Throughout the years, I continued to be anxious about the possibility of incarceration. It was in October 1991 when that fear became a reality. I was ordered to appear before the Parisian court for the crime of damaging property belonging to others. I was again fortunate enough to come across a judge who loved my work and said: “I can not condemn you for this, it’s too beautiful,” after looking at a photo of my stencil my lawyer had given him.

Urban artists have simply the intention to speak via images ; these images are intended words to the community: paroles of love, of hate, paroles of life, and of death. It is a kind of therapy; a therapy which showcases elegance, refinement, and attempts to fill the gaps of this horrible modern world, to cover urban areas with images of joy and catch the eyes of passers-by in the early morning as they begin their day.
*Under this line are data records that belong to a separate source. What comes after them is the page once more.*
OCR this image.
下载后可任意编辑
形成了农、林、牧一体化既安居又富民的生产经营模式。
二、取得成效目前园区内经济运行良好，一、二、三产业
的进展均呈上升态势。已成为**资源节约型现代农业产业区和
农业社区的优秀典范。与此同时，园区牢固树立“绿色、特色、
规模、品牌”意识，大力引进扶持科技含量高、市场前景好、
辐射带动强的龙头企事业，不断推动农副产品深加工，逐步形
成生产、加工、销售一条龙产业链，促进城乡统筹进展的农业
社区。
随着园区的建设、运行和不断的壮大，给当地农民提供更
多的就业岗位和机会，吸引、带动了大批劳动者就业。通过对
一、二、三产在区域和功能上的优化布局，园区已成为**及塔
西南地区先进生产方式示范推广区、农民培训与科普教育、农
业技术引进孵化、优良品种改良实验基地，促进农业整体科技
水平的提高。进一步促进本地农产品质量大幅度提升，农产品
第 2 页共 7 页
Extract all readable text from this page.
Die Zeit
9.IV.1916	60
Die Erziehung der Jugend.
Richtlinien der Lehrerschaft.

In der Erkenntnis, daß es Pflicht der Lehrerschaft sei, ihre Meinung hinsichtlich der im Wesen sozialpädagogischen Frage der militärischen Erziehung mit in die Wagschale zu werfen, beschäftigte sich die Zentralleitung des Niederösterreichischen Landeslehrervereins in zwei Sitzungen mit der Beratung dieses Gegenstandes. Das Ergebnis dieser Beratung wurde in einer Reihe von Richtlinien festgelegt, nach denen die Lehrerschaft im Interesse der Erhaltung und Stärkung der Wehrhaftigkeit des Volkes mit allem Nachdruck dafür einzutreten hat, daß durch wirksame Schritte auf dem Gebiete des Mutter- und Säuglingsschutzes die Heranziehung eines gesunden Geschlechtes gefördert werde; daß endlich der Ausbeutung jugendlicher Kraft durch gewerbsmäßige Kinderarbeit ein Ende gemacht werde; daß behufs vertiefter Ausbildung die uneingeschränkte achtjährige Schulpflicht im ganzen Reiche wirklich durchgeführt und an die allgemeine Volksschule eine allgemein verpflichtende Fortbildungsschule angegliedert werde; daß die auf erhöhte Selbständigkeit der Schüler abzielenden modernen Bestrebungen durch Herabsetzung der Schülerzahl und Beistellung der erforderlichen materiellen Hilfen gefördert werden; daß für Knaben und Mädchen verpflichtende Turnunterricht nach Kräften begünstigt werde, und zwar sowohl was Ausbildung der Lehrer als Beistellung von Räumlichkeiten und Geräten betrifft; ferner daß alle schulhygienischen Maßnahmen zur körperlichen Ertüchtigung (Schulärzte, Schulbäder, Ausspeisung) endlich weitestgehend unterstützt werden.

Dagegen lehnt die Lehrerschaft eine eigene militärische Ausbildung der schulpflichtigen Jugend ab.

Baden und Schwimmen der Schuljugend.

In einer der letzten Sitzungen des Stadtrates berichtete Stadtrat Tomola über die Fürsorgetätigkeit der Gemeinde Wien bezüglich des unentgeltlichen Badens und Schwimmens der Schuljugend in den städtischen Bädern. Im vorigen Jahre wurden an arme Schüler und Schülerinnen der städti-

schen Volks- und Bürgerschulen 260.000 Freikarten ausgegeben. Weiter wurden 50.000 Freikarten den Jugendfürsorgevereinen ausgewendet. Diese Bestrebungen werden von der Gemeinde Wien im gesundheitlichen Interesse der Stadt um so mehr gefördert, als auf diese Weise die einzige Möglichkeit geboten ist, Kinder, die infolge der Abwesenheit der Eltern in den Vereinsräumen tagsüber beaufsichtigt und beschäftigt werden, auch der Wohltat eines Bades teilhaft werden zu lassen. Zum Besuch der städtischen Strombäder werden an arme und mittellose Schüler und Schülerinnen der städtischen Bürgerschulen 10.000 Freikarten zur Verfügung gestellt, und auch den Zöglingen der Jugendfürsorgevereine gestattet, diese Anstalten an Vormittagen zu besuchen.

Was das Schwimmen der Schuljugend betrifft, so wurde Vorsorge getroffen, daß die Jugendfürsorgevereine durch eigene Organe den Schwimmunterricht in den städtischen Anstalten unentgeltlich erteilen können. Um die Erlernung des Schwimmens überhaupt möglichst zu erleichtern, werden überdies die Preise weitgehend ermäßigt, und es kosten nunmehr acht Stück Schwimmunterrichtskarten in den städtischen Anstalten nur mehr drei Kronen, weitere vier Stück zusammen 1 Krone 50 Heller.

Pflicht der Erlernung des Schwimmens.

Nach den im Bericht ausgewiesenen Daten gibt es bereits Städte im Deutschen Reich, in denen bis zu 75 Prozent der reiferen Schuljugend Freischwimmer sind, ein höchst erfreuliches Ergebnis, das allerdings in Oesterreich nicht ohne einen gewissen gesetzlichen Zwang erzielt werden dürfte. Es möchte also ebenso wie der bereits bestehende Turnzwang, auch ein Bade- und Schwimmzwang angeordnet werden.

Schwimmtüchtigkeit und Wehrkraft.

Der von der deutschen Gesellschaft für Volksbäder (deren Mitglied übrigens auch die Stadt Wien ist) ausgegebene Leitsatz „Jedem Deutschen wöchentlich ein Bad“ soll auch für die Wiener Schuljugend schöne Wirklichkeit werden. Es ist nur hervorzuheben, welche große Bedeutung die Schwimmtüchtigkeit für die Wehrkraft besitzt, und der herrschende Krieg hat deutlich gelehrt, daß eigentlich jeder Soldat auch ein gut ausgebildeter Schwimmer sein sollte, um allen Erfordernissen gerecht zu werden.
But the authorities are implacable in their reaction to street art, declaring war on graffiti, and using the the law to hold over the heads of these young artists a punishment that is not equal to their misdeeds. They threaten street artists with huge fines, as if our cities have more to fear from unsanctioned artwork than drugs. The immense desire to paint and to express ourselves through our imagery, has been so strong that urban artists around the world have made this movement the most important of the century, with its profusion of images and the number of its people who participate. One has only to look at the scope and breadth of our work across the globe to see how far we’ve reached and the authenticity of our messages. There is no place left in the world where we have not left our traces. Even in Peking, under the strictest governmental regime, there is a man leaving his mark right at this moment.

Though public opinion is slowly turning in our favor, most of society still considers urban art as a kind of prolific leprosy—a spreading blemish on the public façade . It is my belief that the metropolis blooms with poetic intentions inspired by the colors of our aerosol cans.